Chow: No, no, no. I think we need to see how much money we have. I would love to have it built. But … can we fund it? Where’s the funding gonna come from? Of course it’s needed.

Me: That is something that would be a priority?

Chow: Oh absolutely. But I’m not gonna go promise things that I don’t know where the funding comes from. That’s not my style. [That’s] the other candidates’ style, but certainly not my style, right? If you can’t say where the money comes from or how much it is or when you think it can be done – then it’s a promise that’s empty. It’s not meaningful.

Me: It’s not meaningful, but it’s people saying what they would like to do, what their priorities are, which at this stage other candidates can sort of get away with. Further on, people will ask them for costs, plans, and stuff…

Chow: I don’t think people… If you promise something, you need to say how you’re gonna fund it.

Me: And you think that’s something you might be able to promise and fund later in the campaign or is it a wait and see?

Chow: Any campaign promise I’m gonna make, I have to cost it out and identify how it’s gonna be paid.
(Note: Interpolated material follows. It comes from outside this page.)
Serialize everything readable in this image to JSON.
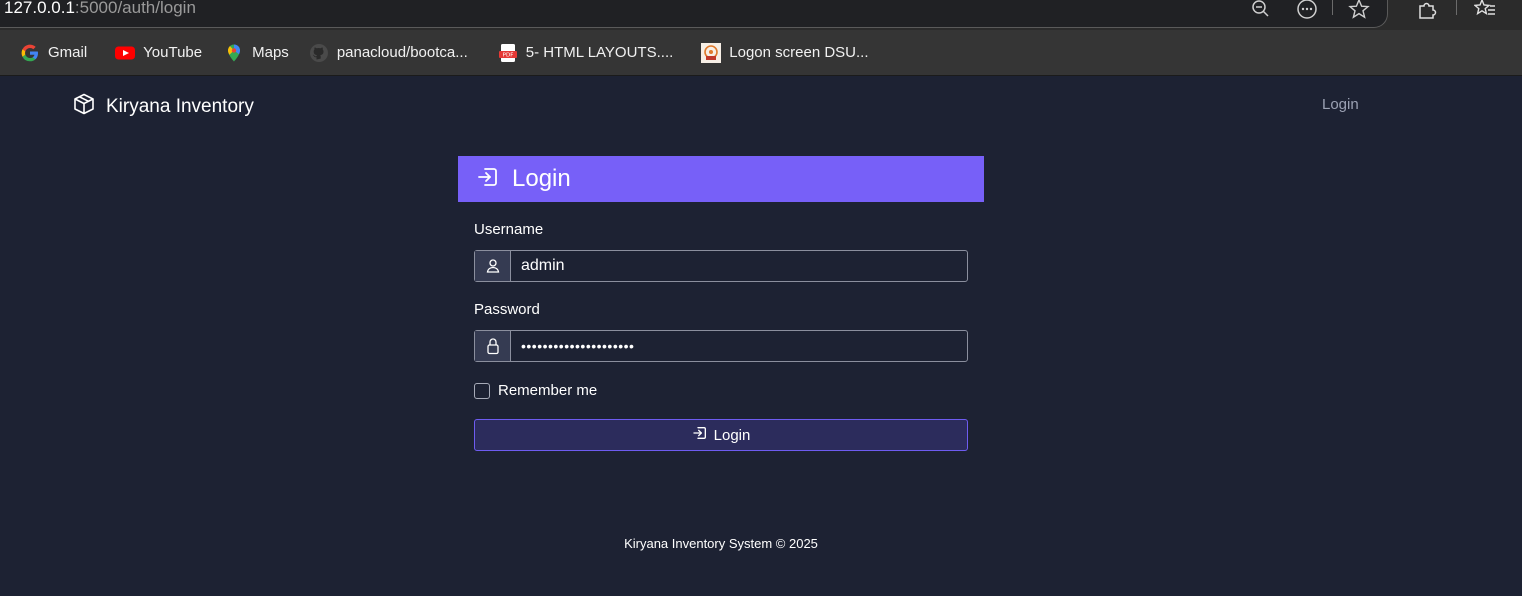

With the downtown relief line – yeah, it needs to be built. But let’s look at how much money we have and… remember my line? “You can’t spend what you don’t have”?

Here’s what Chow said at her launch that created this headache in the first place:

The National Post’s Natalie Alcoba: Olivia, are you committed to building the downtown relief subway line?

Chow: Ah. It is important to make sure that we are not so jam-packed, and I will be releasing a transit policy, a comprehensive one. We need to figure out a way to move people faster, doing it now, and it is important.

Alcoba: So is that a yes or a no to the downtown relief line?

Chow: The downtown relief line eventually needs to be built. The question is how do we fund it and what does it connect to and is it through the GO line, etc. All of those things, we will lay out the details. But you know what? I grew up taking the TTC. I know, and we know what it’s like to be packed. I was on the TTC yesterday, during rush hour. It is packed. And there’s no reason why we are paying more today and getting less service. It is more packed.

So she did mention laying out the details later. But it was the “eventually” line and her broad deflection that everyone remembers.

Before Tory had even finished his speech on Wednesday night, the Chow campaign put out a “reality check” stating that “Olivia of course supports a relief line” and criticizing Tory for his “unfunded promises.”

Chow is having a press event at 11 this morning, at which she’ll “unveil the second plank of her transit platform.” We’ll update when we know more.

UPDATE (3/20/2014, 1:15 pm): Turns out the aforementioned second plank of Chow’s transit platform is about improving rush-hour bus service through $15 million whose precise source she can’t yet pinpoint. (But being well less than a hundredth of the cost of a relief line, it’s relatively reasonable as far as unfunded commitments go.)